More mathematically, I think that your code is limiting you somewhat. You avoid the issue of commutation of rotations by forcing your touch data into being either horizontal or vertical so it is impossible to both a turn and a yaw simultaneously. Secondly, your storage of the rotations is as vectors (the up and dir) so if you have anything that needs to know the rotation you’d need to convert back to a matrix. The advantage of your code is that you only update the vectors when the rotation updates, but if the rotation is continually changing anyway (say, for an “in flight” game) then there’s no actual gain there.

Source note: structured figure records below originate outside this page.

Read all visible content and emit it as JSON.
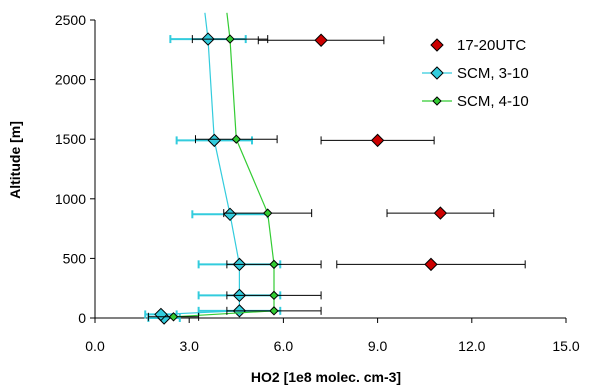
{
  "chart_data": {
    "type": "scatter",
    "title": "",
    "xlabel": "HO2 [1e8 molec. cm-3]",
    "ylabel": "Altitude [m]",
    "xlim": [
      0,
      15
    ],
    "ylim": [
      0,
      2500
    ],
    "xticks": [
      "0.0",
      "3.0",
      "6.0",
      "9.0",
      "12.0",
      "15.0"
    ],
    "yticks": [
      "0",
      "500",
      "1000",
      "1500",
      "2000",
      "2500"
    ],
    "grid": false,
    "legend_position": "top-right",
    "series": [
      {
        "name": "17-20UTC",
        "marker": "diamond",
        "color": "#cc0000",
        "errorbar_color": "#000000",
        "line": false,
        "points": [
          {
            "x": 7.2,
            "y": 2330,
            "xerr": 2.0
          },
          {
            "x": 9.0,
            "y": 1490,
            "xerr": 1.8
          },
          {
            "x": 11.0,
            "y": 880,
            "xerr": 1.7
          },
          {
            "x": 10.7,
            "y": 450,
            "xerr": 3.0
          }
        ]
      },
      {
        "name": "SCM, 3-10",
        "marker": "diamond",
        "color": "#33ccdd",
        "errorbar_color": "#33ccdd",
        "line": true,
        "points": [
          {
            "x": 2.2,
            "y": 0,
            "xerr": 0.5
          },
          {
            "x": 2.1,
            "y": 30,
            "xerr": 0.5
          },
          {
            "x": 4.6,
            "y": 60,
            "xerr": 1.3
          },
          {
            "x": 4.6,
            "y": 190,
            "xerr": 1.3
          },
          {
            "x": 4.6,
            "y": 450,
            "xerr": 1.3
          },
          {
            "x": 4.3,
            "y": 870,
            "xerr": 1.2
          },
          {
            "x": 3.8,
            "y": 1490,
            "xerr": 1.2
          },
          {
            "x": 3.6,
            "y": 2340,
            "xerr": 1.2
          }
        ],
        "line_points": [
          {
            "x": 2.2,
            "y": 0
          },
          {
            "x": 2.1,
            "y": 30
          },
          {
            "x": 4.6,
            "y": 60
          },
          {
            "x": 4.6,
            "y": 190
          },
          {
            "x": 4.6,
            "y": 450
          },
          {
            "x": 4.3,
            "y": 870
          },
          {
            "x": 3.8,
            "y": 1490
          },
          {
            "x": 3.6,
            "y": 2340
          },
          {
            "x": 3.5,
            "y": 2560
          }
        ]
      },
      {
        "name": "SCM, 4-10",
        "marker": "diamond",
        "color": "#33cc33",
        "errorbar_color": "#000000",
        "line": true,
        "points": [
          {
            "x": 2.5,
            "y": 10,
            "xerr": 0.8
          },
          {
            "x": 5.7,
            "y": 60,
            "xerr": 1.5
          },
          {
            "x": 5.7,
            "y": 190,
            "xerr": 1.5
          },
          {
            "x": 5.7,
            "y": 450,
            "xerr": 1.5
          },
          {
            "x": 5.5,
            "y": 880,
            "xerr": 1.4
          },
          {
            "x": 4.5,
            "y": 1500,
            "xerr": 1.3
          },
          {
            "x": 4.3,
            "y": 2340,
            "xerr": 1.2
          }
        ],
        "line_points": [
          {
            "x": 2.5,
            "y": 10
          },
          {
            "x": 5.7,
            "y": 60
          },
          {
            "x": 5.7,
            "y": 190
          },
          {
            "x": 5.7,
            "y": 450
          },
          {
            "x": 5.5,
            "y": 880
          },
          {
            "x": 4.5,
            "y": 1500
          },
          {
            "x": 4.3,
            "y": 2340
          },
          {
            "x": 4.2,
            "y": 2560
          }
        ]
      }
    ]
  }
}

Yeah, it’s probably not the most mathematically correct way to do it. Strange though, I followed the examples from wikipedia with M*v for multiplication. I’ve used quaternions before, but it was quite some years ago, so maybe it’s time to take out some old university books from the shelf, even though my unorthodox way of doing it has been working for a while. :slight_smile:

But mostly I just wrote it to make an example of how you can think if you want to move by changing the three vectors to the camera-function.